Introduction
Common mental health problems—such as symptoms of depression and anxiety—are the leading cause of disability in adolescents, contributing 45% to the overall burden of disease among young people.1 However, only a small fraction of those in need receive any treatment. Even in high-income countries such as the USA, about 65% of the youth with psychiatric disorders do not receive treatment; among those who do, 30%–60% drop out prematurely.2 3 Access to treatment is especially poor in low-income and middle-income countries.4 Common barriers to services include high costs of treatment, lack of trained mental health professionals, transportation and scheduling difficulties and stigma associated with professional help-seeking.4 5
This challenge is commonly referred to as the treatment gap—a gap between those with mental health problems and those who receive treatment.6 Currently, most empirically supported interventions for the youth are face-to-face interventions that last multiple months.7 8 Although these interventions generally yield medium effects, their implementation often requires substantial time and resources.8 To address the treatment gap, experts have called for scalable treatment delivery formats such as digital interventions, self-help interventions and low-intensity prevention interventions.6 9
One promising strategy to reduce the treatment gap involves the development and testing of brief, efficient and digital mental health interventions.
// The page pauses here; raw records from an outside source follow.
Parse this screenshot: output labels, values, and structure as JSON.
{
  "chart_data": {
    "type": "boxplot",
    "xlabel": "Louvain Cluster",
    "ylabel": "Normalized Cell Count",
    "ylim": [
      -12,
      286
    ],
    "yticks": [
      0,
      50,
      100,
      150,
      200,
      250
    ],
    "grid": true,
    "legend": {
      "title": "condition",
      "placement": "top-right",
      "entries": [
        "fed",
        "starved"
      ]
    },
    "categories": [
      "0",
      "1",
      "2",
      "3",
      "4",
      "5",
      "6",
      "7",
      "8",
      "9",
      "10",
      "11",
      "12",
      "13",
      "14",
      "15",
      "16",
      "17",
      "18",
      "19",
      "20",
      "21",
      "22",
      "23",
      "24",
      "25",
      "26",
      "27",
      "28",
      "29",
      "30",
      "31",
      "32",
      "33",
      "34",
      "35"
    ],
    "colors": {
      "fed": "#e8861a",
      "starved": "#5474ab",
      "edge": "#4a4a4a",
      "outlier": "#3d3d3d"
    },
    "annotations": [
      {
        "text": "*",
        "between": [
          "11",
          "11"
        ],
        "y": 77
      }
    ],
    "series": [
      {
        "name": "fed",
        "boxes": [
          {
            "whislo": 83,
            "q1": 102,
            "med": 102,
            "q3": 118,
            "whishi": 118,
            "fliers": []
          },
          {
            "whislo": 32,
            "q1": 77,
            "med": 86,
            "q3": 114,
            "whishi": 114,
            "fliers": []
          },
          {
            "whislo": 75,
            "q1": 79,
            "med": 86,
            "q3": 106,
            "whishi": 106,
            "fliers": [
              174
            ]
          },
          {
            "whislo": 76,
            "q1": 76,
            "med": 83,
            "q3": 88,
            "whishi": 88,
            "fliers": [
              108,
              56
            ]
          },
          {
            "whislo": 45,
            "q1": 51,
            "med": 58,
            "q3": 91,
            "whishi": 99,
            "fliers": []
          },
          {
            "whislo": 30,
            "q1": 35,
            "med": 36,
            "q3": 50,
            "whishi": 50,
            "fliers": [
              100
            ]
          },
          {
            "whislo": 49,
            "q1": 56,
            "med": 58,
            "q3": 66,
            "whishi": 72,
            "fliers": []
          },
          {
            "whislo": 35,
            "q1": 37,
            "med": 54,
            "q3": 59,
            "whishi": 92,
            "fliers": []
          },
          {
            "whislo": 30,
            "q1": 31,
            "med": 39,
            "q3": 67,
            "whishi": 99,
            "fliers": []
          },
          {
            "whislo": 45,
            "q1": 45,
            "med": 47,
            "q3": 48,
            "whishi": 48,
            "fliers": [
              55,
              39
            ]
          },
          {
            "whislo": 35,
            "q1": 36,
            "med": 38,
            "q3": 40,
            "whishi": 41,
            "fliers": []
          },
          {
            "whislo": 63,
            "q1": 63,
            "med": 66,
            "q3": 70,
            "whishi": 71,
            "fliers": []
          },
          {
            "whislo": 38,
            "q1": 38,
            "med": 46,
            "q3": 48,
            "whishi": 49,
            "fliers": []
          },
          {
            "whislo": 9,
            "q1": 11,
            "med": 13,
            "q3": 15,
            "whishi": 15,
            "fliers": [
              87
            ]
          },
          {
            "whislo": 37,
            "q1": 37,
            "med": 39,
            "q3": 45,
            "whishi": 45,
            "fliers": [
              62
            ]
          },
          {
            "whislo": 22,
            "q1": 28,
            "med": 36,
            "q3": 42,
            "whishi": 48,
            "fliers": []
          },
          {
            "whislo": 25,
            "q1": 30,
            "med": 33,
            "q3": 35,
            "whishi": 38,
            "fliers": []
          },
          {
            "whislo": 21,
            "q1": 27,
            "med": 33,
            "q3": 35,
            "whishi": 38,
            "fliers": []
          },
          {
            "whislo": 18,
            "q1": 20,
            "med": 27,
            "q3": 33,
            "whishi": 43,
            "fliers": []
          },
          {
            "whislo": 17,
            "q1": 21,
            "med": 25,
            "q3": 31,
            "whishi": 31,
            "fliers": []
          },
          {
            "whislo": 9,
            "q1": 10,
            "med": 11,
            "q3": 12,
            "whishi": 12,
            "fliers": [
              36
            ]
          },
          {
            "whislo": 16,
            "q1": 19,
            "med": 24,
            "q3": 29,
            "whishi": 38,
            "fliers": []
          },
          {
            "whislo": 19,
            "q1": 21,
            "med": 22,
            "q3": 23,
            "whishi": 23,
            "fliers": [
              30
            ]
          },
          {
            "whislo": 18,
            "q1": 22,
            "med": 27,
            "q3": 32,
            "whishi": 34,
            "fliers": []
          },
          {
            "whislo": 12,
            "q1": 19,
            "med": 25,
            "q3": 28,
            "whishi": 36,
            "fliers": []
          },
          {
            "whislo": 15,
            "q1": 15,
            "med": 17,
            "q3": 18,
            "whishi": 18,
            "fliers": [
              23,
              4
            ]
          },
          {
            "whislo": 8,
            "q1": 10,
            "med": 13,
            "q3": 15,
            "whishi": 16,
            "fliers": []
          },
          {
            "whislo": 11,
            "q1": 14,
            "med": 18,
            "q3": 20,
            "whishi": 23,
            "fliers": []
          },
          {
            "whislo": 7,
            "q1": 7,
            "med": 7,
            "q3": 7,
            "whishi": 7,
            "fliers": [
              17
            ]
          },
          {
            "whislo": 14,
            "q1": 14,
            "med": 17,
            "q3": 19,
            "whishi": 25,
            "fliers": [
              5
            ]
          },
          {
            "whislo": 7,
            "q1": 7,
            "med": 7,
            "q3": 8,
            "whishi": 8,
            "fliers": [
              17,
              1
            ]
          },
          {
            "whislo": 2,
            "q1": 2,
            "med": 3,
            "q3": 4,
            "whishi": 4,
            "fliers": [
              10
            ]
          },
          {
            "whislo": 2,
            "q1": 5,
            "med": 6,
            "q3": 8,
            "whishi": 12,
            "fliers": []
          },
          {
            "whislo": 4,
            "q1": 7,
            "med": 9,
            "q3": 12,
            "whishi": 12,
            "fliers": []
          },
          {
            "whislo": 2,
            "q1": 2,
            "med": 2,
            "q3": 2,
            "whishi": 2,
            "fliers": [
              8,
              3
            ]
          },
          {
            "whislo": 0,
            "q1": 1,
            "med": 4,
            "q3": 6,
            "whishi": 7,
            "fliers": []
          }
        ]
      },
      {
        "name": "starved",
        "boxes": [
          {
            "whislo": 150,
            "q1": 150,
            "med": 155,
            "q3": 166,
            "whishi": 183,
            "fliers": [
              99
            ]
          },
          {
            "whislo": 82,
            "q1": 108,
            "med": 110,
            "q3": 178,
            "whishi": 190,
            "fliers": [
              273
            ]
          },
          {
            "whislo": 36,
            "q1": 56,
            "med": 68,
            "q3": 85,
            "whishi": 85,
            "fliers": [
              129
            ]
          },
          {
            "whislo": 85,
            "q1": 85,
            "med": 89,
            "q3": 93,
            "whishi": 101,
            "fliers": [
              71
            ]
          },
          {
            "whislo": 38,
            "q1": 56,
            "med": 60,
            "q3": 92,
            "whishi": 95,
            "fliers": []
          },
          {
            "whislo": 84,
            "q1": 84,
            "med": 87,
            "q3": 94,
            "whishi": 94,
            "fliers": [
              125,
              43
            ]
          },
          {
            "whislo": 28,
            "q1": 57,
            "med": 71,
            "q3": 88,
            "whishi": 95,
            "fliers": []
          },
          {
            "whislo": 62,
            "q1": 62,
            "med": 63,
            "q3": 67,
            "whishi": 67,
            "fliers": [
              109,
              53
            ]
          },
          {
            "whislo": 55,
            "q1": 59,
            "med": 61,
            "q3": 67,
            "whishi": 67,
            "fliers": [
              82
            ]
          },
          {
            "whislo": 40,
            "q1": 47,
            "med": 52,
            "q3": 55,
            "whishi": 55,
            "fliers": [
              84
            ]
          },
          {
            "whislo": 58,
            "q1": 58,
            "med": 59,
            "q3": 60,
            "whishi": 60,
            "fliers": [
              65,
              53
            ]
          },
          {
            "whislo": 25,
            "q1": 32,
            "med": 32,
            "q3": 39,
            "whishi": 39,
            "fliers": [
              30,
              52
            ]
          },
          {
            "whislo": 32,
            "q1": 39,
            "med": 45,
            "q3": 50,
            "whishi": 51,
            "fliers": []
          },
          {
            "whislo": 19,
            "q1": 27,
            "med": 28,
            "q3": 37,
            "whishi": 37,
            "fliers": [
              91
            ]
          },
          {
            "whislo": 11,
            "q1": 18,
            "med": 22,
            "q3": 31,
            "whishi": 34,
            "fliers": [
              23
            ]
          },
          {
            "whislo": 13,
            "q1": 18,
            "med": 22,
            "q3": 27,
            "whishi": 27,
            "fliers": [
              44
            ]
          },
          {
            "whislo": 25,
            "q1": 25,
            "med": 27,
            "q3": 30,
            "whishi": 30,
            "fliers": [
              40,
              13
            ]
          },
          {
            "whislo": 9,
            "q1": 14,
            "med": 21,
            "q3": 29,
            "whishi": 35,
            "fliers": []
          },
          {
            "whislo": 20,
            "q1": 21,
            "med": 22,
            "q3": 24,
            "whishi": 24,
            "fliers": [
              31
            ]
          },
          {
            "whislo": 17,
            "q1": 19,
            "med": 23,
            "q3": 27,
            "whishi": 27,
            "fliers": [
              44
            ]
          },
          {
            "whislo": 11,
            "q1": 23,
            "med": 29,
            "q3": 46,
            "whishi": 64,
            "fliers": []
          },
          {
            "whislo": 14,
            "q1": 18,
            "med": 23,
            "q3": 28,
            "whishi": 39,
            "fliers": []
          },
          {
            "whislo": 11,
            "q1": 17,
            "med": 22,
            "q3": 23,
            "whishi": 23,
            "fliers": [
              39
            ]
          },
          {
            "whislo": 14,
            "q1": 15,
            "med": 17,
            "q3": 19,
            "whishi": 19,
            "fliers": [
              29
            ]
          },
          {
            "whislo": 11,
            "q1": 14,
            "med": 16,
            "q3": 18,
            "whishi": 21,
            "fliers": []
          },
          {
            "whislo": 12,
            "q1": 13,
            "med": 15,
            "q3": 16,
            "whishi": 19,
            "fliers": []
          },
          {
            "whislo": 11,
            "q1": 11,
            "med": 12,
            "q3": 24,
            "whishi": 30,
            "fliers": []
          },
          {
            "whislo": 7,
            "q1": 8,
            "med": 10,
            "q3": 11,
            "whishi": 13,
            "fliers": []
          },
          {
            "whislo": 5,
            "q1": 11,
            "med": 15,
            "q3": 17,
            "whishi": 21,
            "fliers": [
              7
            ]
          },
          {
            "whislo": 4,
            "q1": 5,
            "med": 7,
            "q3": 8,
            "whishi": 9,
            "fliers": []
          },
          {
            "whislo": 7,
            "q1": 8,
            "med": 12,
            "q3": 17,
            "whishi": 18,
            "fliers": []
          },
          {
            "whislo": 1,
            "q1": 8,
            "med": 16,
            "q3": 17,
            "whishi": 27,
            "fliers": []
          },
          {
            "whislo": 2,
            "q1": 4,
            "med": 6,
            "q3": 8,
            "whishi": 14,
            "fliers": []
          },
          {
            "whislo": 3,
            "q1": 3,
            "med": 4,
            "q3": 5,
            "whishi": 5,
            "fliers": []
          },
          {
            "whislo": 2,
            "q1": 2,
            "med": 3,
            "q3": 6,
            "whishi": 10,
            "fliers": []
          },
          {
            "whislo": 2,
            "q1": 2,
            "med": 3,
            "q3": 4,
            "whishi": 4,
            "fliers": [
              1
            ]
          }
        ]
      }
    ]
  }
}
A growing body of evidence suggests that digital interventions, such as those delivered as web-based programmes, are effective for a variety of mental health conditions.10 11 Furthermore, meta-analytic evidence suggests that online interventions can be effective in just a single session.12 As an example, some self-administered, online single-session interventions centred around growth mindsets have been shown to reduce depressive symptoms even at the follow-ups at 4–9 months.13 14 Such interventions could be disseminated widely at low costs, making them particularly promising candidates as scalable global mental health interventions.15 16 However, most of the researches on single-session interventions have been conducted in Western countries, and little is known about the potential effectiveness and acceptability of these interventions in non-Western settings. Our team previously conducted one of the first pilot trials of an online single-session intervention in Sub-Saharan Africa with Kenyan adolescents. In that trial, participants randomised to Shamiri-Digital—an intervention that included lessons on growth mindsets, gratitude and value affirmations—experienced greater reductions in depression and anxiety than those randomised to a study-skills control condition.17 While this work suggests that single-session interventions have potential, follow-up work with larger sample sizes and longer follow-up time points is needed.
Additionally, little is known about which content is best suited for brief digital interventions. While previous research has shown that active interventions outperform control groups12, it remains unclear if certain active interventions are more effective than others. Understanding which single-session interventions are most effective is especially important in low-resource settings, where investment in mental health interventions is poor. Such research can benefit policymakers and practitioners who could prioritise limited resources to disseminate the most impactful interventions.
Guided by this logic, we are performing a randomised controlled trial (RCT) comparing two active single-session interventions against each other and against an active control group. The first intervention, Shamiri-Digital, will be derived from our team’s previous work with Kenyan adolescents.17 The second intervention, Digital-CBT, will be adapted from traditional cognitive–behavioural therapy (CBT) exercises as well as our team’s previous work in India and the USA.18 19 The active control group will consist of online study-skills exercises that have been used previously in RCTs with Kenyan youths.17
Our trial has four aims. The first is to test whether Shamiri-Digital can effectively reduce depressive and anxiety symptoms among Kenyan adolescents. We hypothesise that adolescents assigned to Shamiri-Digital condition will experience larger symptom reductions than those assigned to an active study-skills control group.
The second aim is to evaluate the efficacy of a single-session intervention based on CBT exercises. Previous meta-analytic research has shown that digital CBT interventions are effective for depression and anxiety.11 20 Notably, trials from these meta-analyses have generally tested digital CBT interventions that last multiple months. In contrast, limited number of researches have examined the effects of single-session interventions grounded in CBT. In this study, we hypothesise that adolescents assigned to the Digital-CBT condition will experience larger symptom reductions than those assigned to the study-skills control group.
Our third aim is to compare the effects of Shamiri-Digital and Digital-CBT. Although there are many trials of digital CBT interventions, we are unaware of any digital CBT interventions that have been tested specifically for Kenyan youths. In contrast, there has been only one trial of Shamiri-Digital, but this trial was conducted with Kenyan youths and produced medium-to-large effects on youth depressive symptoms.17 Thus, Digital-CBT has a broader evidence base, but Shamiri-Digital has been tested specifically with Kenyan youths. As a result, we do not have a hypothesis regarding which intervention will be more effective. For each intervention, we expect that the effect will be stronger at 2-week follow-up than at 4-week or 12-week follow-up.
Our fourth aim is to examine the acceptability and appropriateness of each intervention. We hypothesise that each intervention will receive adequate acceptability and appropriateness ratings. Through this aim, we hope to identify which interventions Kenyan adolescents perceive to be appealing and helpful.